Coaching involves several things as you try to inspire your team to listen to your commands. Business leaders must coach a team through training, skills development and knowledge building. As with any good team, coaching takes time and practice. Determine the abilities and attitudes of individuals so that you recognize how to train each person. Some team members learn visually, while others excel at hands-on training.

Coaching also means delegating tasks to team members. Business leaders cannot do everything at once. To extend a sports metaphor, one person must throw the ball while the other receives the pass. The same person cannot be in two places at once.
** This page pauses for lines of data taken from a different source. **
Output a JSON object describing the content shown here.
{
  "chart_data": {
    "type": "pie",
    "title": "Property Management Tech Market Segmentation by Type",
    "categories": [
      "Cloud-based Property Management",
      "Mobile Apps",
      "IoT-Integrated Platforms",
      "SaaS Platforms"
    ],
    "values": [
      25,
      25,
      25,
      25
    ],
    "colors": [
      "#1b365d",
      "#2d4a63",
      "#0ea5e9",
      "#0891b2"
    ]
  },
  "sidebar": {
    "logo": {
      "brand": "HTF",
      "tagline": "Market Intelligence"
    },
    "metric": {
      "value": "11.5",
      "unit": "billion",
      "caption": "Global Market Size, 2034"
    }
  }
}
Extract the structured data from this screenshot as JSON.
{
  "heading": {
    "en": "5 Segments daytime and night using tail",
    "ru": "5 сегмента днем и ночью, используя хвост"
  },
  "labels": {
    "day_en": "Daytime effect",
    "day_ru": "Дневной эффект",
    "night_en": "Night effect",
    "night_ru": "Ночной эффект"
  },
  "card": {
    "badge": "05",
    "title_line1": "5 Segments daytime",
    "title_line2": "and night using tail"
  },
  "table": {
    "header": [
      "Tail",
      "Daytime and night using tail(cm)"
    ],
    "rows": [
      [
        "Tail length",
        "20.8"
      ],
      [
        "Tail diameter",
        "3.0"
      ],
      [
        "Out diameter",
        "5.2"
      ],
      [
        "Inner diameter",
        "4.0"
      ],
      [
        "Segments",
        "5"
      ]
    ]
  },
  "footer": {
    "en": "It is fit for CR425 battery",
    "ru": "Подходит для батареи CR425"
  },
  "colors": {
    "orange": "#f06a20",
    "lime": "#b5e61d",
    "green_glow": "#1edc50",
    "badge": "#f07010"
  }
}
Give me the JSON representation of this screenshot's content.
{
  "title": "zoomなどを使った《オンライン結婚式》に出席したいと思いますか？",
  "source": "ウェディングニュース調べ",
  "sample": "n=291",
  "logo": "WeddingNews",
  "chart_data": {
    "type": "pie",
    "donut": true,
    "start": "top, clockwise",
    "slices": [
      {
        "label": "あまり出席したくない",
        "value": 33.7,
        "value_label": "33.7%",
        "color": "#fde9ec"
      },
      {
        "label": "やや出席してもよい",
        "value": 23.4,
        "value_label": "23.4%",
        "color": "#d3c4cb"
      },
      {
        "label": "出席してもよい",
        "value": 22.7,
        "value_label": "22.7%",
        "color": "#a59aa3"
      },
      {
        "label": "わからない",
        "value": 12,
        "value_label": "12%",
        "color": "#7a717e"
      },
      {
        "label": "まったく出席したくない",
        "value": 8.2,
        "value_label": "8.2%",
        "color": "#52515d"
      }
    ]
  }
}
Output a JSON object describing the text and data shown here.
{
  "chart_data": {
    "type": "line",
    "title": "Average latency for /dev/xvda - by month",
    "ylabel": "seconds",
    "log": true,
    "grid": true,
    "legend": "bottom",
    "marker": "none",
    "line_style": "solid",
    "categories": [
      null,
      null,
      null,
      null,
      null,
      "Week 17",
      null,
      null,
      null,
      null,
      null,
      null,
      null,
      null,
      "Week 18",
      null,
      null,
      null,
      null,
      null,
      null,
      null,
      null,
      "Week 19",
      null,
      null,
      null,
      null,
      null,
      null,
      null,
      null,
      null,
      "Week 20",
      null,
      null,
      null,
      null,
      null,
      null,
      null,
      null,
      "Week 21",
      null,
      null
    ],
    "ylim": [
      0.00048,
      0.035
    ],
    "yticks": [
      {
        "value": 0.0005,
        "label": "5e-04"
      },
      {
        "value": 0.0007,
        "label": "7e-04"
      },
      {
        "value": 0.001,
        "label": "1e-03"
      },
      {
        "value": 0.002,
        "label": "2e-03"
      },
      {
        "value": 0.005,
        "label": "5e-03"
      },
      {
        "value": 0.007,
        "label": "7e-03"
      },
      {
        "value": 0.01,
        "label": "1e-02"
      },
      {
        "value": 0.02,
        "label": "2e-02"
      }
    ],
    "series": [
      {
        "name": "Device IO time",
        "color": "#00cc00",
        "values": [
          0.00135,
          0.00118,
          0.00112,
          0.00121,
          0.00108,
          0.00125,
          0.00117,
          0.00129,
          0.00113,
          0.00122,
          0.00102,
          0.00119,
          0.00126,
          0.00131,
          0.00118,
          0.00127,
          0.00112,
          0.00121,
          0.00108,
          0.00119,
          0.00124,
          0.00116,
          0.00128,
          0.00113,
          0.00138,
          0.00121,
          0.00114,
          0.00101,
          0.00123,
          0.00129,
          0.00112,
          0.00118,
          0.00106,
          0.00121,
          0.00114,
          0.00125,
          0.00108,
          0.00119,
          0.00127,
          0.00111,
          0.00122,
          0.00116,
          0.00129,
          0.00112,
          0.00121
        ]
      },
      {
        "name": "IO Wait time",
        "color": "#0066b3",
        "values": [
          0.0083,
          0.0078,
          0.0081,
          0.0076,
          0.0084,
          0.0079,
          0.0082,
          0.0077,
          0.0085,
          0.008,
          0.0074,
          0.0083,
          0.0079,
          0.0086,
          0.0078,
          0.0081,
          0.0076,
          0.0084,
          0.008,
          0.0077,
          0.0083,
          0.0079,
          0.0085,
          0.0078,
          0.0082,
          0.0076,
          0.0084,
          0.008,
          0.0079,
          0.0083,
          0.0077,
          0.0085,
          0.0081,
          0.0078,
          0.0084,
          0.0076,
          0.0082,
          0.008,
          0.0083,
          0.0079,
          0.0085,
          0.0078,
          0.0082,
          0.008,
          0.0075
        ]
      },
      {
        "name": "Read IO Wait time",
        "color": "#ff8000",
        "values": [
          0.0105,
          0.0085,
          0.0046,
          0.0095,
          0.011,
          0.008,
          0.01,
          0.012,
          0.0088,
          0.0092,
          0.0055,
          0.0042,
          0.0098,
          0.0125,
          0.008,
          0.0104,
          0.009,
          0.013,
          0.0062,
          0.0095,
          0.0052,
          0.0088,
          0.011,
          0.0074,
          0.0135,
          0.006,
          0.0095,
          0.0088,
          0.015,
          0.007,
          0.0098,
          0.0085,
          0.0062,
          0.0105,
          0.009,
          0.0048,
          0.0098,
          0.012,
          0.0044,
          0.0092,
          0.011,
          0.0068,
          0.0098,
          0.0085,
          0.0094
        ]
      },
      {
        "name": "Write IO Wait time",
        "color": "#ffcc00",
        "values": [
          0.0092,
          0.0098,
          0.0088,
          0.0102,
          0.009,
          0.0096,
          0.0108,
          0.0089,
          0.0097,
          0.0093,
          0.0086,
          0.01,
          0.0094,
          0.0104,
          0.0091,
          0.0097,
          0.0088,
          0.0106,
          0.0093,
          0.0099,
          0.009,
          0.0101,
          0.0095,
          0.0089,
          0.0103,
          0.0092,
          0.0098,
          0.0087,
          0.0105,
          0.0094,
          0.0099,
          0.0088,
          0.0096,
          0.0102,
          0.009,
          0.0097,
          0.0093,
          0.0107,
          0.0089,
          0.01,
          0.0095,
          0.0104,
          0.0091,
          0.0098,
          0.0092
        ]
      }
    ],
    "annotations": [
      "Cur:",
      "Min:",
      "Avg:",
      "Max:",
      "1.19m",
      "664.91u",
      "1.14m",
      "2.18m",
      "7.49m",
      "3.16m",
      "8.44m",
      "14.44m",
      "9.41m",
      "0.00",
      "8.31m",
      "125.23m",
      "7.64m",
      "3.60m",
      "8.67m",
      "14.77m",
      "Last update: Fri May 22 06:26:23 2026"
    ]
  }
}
As such, once you train the team to perform the right way, let each teammate do a job successfully to achieve the right outcomes. Give your team independence to do what you trained them to do.

3. Create Mode

Leaders foster an environment in which teams thrive and grow. Encourage your employees to expand their horizons, improve processes and do things their own way when they find better ways to accomplish tasks. Maintaining the status quo is great, but that can get boring. Teams need to know they can create new ways to do things. Otherwise, the day-to-day minutiae can get boring very quickly.

Success is more than just improving the bottom line. Business leaders also measure success by engaging their teams, balancing busy work with energy and employing different modes of behavior to move the team forward to accomplish the company's goals.